Industry’s Fastest Growing Shoulder System Marks 10 Years of Improving Patient Outcomes
Exactech, Inc. (Nasdaq: EXAC), a developer and producer of bone and joint restoration products for hip, knee, shoulder, spine and biologic materials, this week recognizes the 10th anniversary of its unique Equinoxe(R) Shoulder System.
The Equinoxe system’s platform design enables surgeons to convert from either a primary shoulder or fracture hemiarthroplasty to a reverse shoulder without stem removal. The primary system was launched in 2004, the reverse system was introduced in 2007 and the system now includes several proprietary glenoid options. The product line’s success continues to exceed company expectations, currently leading the industry as the fastest growing shoulder. Exactech has sold approximately 60,000 Equinoxe shoulders since the first surgeries on November 16, 2004.
“The Equinoxe system has been successful because a diverse group of surgeons and engineers collaborated to produce a unique product that solves clinical challenges,” said Darin Johnson, Vice President, Extremities and Hips at Exactech. “It is built on a biomechanically sound, anatomic design philosophy that provides intraoperative flexibility and unrivaled glenoid solutions for surgeons – all supported by dozens of publications and presentations at scientific meetings.”
Joseph Zuckerman, MD, one of the original design team members, stated, “We began the development of the Equinoxe system with the goal of designing an arthroplasty system that would enable surgeons to address the entire spectrum of complex clinical problems. I am very proud that Equinoxe has led the industry as the first shoulder design that allowed the surgeon to replicate a patient’s unique anatomy by independently adjusting parameters in situ. It has been a gratifying project because we have delivered on our original goal.”
“We started Exactech 30 years ago in order to solve clinical challenges with designs that improve patient outcomes,” said William Petty, MD, Executive Chairman of Exactech and one of the company’s founders. “I am especially proud that one of our best examples of this, the Equinoxe system, has now helped thousands of patients get back to the activities of daily life.”
Orthopaedic surgeons who want to learn more about the Equinoxe system and the latest techniques in shoulder replacement can take advantage of Exactech’s personalized medical education programs. Surgeons can design the workshop that best meets their individual preferences, including live surgery observation, hands-on courses, hospital in-service programs or in-depth technical review with Exactech staff at the corporate headquarters.
Based in Gainesville, Fla., Exactech develops and markets orthopaedic implant devices, related surgical instruments and biologic materials and services to hospitals and physicians.
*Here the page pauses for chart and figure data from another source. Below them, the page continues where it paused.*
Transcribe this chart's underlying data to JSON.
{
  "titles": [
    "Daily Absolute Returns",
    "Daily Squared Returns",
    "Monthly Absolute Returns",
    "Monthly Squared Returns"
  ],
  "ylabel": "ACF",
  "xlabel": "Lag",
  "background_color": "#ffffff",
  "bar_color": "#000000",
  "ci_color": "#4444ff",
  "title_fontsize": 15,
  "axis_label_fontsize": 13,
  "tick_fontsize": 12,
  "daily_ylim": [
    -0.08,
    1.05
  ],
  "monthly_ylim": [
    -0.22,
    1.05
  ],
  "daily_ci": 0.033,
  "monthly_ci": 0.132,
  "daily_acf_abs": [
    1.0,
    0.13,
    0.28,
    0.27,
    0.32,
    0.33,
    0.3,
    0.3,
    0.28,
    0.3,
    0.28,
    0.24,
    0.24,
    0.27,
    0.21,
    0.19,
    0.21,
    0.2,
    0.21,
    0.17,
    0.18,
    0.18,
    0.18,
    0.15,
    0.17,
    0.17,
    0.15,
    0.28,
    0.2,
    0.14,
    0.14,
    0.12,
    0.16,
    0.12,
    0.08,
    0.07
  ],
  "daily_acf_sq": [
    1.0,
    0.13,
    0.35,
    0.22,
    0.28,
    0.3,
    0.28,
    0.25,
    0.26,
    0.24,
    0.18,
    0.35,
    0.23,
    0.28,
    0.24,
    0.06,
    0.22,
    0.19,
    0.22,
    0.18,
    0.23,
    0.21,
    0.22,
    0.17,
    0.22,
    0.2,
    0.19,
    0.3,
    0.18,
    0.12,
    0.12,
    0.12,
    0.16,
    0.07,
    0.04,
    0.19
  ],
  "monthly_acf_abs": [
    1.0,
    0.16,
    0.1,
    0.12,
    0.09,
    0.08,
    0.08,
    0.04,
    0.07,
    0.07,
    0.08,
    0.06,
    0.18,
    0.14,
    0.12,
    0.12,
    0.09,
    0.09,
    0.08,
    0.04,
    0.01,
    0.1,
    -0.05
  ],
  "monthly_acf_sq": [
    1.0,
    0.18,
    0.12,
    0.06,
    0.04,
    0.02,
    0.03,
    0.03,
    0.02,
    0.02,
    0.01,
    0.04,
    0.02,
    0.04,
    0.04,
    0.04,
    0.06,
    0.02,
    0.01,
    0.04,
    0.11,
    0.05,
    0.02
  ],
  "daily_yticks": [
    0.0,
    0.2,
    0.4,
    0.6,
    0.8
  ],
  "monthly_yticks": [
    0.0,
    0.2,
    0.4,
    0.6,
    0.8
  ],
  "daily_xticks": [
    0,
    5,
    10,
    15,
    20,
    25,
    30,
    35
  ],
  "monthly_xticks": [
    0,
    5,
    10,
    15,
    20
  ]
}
The company manufactures many of its orthopaedic devices at its Gainesville facility. Exactech’s orthopaedic products are used in the restoration of bones and joints that have deteriorated as a result of injury or diseases such as arthritis. Exactech markets its products in the United States, in addition to more than 30 markets in Europe, Latin America, Asia and the Pacific. Additional information about Exactech, Inc. can be found at http://www.exac.com. Copies of Exactech’s press releases, SEC filings, current price quotes and other valuable information for investors may be found at http://www.exac.com and http://www.hawkassociates.com.
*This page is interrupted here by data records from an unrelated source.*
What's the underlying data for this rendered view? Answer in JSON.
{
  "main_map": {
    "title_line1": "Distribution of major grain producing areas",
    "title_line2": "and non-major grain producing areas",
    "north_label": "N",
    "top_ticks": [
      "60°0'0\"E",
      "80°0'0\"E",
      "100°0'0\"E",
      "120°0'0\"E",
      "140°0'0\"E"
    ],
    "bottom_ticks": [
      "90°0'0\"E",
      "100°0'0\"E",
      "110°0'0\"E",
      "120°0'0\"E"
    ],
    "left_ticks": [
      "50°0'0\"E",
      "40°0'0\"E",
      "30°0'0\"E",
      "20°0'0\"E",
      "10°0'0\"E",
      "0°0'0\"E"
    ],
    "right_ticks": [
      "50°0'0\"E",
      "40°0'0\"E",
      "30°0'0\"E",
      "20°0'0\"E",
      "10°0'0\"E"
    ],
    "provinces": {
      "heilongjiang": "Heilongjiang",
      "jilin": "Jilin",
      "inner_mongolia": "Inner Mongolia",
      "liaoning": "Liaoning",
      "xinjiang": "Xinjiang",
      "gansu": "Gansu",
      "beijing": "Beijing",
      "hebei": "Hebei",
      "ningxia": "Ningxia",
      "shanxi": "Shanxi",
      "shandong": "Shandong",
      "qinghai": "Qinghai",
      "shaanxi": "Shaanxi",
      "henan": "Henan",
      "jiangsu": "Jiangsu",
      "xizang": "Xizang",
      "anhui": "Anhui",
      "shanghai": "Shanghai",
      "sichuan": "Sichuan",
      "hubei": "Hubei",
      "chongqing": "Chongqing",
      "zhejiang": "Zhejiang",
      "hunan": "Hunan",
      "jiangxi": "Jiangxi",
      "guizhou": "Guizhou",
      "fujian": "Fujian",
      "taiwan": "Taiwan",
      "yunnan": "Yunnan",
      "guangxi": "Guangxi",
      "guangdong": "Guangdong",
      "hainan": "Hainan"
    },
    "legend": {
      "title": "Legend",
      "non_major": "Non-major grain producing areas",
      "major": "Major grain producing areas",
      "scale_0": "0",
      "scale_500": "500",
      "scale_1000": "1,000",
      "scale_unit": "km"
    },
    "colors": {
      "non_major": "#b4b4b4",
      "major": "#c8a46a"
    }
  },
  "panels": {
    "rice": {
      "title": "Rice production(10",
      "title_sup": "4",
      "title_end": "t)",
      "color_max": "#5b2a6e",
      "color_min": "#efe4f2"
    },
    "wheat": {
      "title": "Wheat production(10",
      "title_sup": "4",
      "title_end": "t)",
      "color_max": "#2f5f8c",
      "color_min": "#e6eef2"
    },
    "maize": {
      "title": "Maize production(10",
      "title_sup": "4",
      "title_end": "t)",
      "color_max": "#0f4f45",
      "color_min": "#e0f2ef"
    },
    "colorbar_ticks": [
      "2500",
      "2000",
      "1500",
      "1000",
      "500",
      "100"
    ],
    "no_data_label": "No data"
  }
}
This release contains various forward-looking statements within the meaning of Section 27A of the Securities Act of 1933 and Section 21E of the Securities Exchange Act of 1934, which represent the company’s expectations or beliefs concerning future events of the company’s financial performance. These forward-looking statements are further qualified by important factors that could cause actual results to differ materially from those in the forward-looking statements. These factors include the effect of competitive pricing, the company’s dependence on the ability of third party manufacturers to produce components on a basis which is cost-effective to the company, market acceptance of the company’s products and the effects of government regulation. Results actually achieved may differ materially from expected results included in these statements.